2014.10.08

代表戦最大の見どころ。アギーレは香川真司をどこで使うのか

  • 杉山茂樹●文 text by Sugiyama Shigeki
  • 中島大介●写真 photo by Nakashima Daisuke

「メインで使用する布陣は4-3-3」。就任記者会見でアギーレはそう語った。そして、過去2戦(ウルグアイ戦、ベネズエラ戦)はその通り、トップ下(1トップ下)が存在しない布陣で戦った。

 香川真司はその時、招集されなかった。アギーレジャパンに加わるのは今回が初。1トップ下が存在しない布陣と香川は向き合うことになるのか。アギーレは布陣をいじるのか。香川をどこでどう使うつもりなのか。来るジャマイカ戦(10月10日)、ブラジル戦(10月14日)の最大の見どころと言っていいだろう。
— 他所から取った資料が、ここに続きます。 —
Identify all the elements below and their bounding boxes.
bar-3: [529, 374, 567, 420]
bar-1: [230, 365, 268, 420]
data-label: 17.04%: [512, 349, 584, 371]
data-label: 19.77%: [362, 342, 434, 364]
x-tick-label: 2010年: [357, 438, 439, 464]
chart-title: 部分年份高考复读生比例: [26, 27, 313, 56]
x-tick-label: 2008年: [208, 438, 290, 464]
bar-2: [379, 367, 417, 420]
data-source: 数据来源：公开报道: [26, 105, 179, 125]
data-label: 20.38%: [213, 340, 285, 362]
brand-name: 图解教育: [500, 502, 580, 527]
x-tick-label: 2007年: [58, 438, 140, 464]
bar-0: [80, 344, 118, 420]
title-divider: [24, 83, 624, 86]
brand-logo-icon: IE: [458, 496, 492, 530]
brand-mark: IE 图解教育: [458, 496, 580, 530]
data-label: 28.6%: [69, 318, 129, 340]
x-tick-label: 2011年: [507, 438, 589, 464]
ドルトムントではトップ下で起用されている香川真司 ザックジャパンでは4-2-3-1の3の左だった。1トップ下が存在する布陣であるにもかかわらず、そこに起用されなかった。だが香川は7割方、ピッチの中央付近にいた。「サイドは苦手。トップ下がやりたい!」。背中にはそう書いてあるようだった。

 その結果、相手ボールに転じた時、日本の左サイドは穴になりやすい状況に陥った。ブラジルW杯ではそれが直接敗因に繋がった。コートジボワール戦の2失点は、まさに香川のポジションワークによるものと言っていい。

 その結果、香川は、続くギリシャ戦でスタメン落ちの屈辱を味わうことになった。ブラジルW杯で最も期待を裏切った選手の1人になるが、それまで現状を放置し、香川を適性がない左サイドで使い続けたザッケローニには、それと同じぐらい責任がある。1トップ下しかできないプレイの幅の狭い選手と、ザッケローニはキチンと向き合うことができなかった。